Prostate cancer screening backed for 'at risk' men
Screening men with a family history of breast and ovarian cancer can lead to early diagnosis of prostate cancer, a UK study says.
More cancers were found in carriers of BRCA gene mutations, and they were twice as likely to require treatment.
Scientists from the Institute of Cancer Research and the Royal Marsden Hospital screened 300 men aged between 40 and 69.
The study aims to screen a total of 1,700 men over five years.
Preliminary results from the first group of men are published in the British Journal of Urology International.
This is the first large international prostate cancer screening study targeted at men with a known genetic predisposition to the disease.
Called IMPACT (Identification of Men with a genetic predisposition to ProstAte Cancer), the study is gathering data in 32 centres in 11 different countries.
Scientists already know that a number of genetic factors can put men at a higher risk of prostate cancer.
These include mutations in the genes BRCA1 and BRCA2.
A BRCA2 mutation can increase risk by up to seven-fold, while a BRACA1 mutation is thought to double risk in men under 65 years old, says the study.
In the group studied, 205 men had confirmed gene mutations and 95 tested negative for BRCA1 and BRCA2 mutations.
All were given a PSA test, a blood test for prostate specific antigen.
Twenty-four men had an elevated PSA result and they were then offered a prostate biopsy.
The biopsies revealed that nine mutation carriers had prostate cancer, compared to two in the non-carrying control group.
PSA screening has been contentious in the past because of concerns about over-diagnosis.

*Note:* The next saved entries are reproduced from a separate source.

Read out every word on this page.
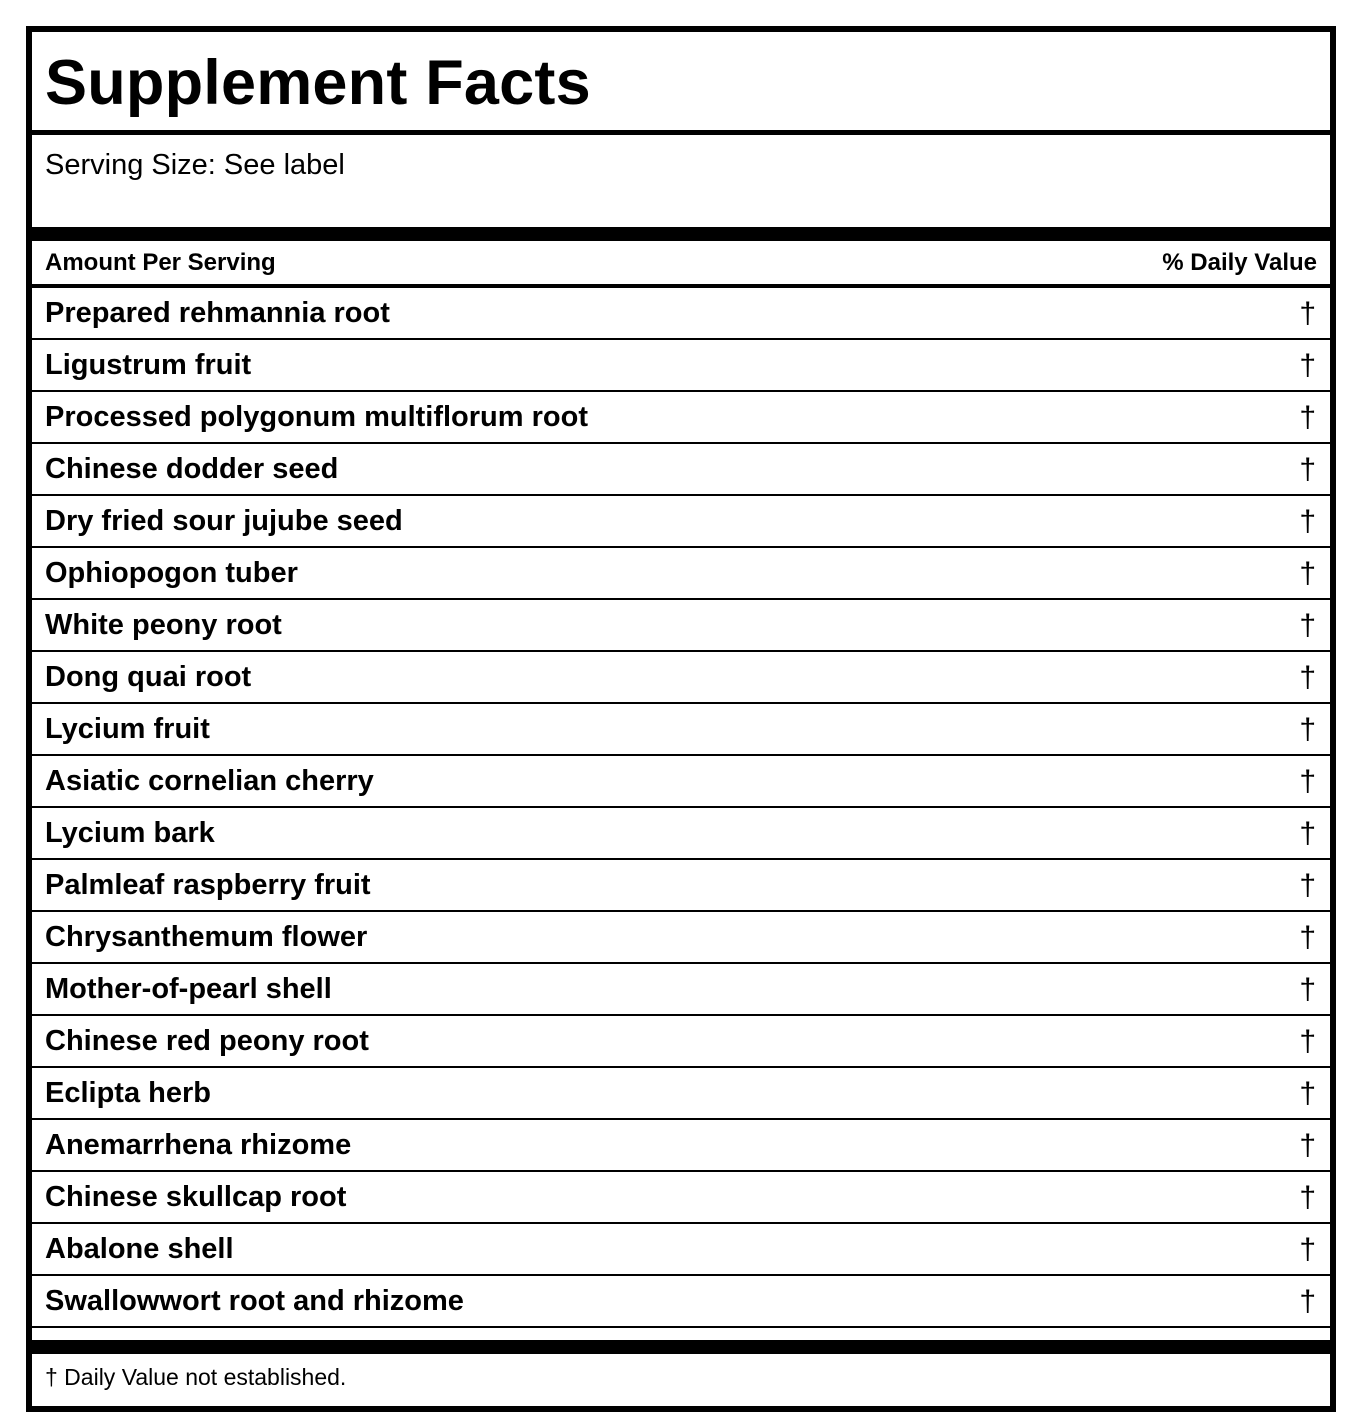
Supplement Facts
Serving Size: See label
Amount Per Serving	% Daily Value
Prepared rehmannia root	†
Ligustrum fruit	†
Processed polygonum multiflorum root	†
Chinese dodder seed	†
Dry fried sour jujube seed	†
Ophiopogon tuber	†
White peony root	†
Dong quai root	†
Lycium fruit	†
Asiatic cornelian cherry	†
Lycium bark	†
Palmleaf raspberry fruit	†
Chrysanthemum flower	†
Mother-of-pearl shell	†
Chinese red peony root	†
Eclipta herb	†
Anemarrhena rhizome	†
Chinese skullcap root	†
Abalone shell	†
Swallowwort root and rhizome	†
† Daily Value not established.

How effective it was at reducing mortality also remained unclear.
But scientists in this study found that the number of cancers detected relative to the number of biopsies conducted was 48%, compared to 24% in the general population.
Professor Ros Eeles from the ICR and Royal Marsden, who led the study, said: "Although these are early results, it appears that PSA screening is reasonably accurate at predicting potentially aggressive prostate cancer among men at higher risk of the disease due to a genetic predisposition."
"This study provides support for continued screening in men with genetic mutations," she said.
Figures show that more than 36,000 men are diagnosed with prostate cancer each year in the UK.
Professor Eeles says targeted screening of men at high risk of prostate cancer, "could help us find more cancers, the sort of the cancers you can treat."
But she stresses that the BRCA gene mutation is not common in men. Only men with a strong family history of breast and ovarian cancer should ask for a genetic test.
While the test is not routinely offered in the UK, men over 45 can request one.
John Neate, chief executive of The Prostate Cancer Charity, said: "These results are early, initial results from a study which will take many years to complete.
"We await with interest the full results of this study and we urge the UK National Screening Committee, the body responsible for assessing the validity of the PSA blood test as a screening tool, to consider the research findings once the study is complete.
"In the meantime, it is imperative that we move quickly to a position of 'universal informed choice' where all men - particularly those over 50 or at increased risk of the disease - have the opportunity to make an informed decision about whether to have the PSA test," he said.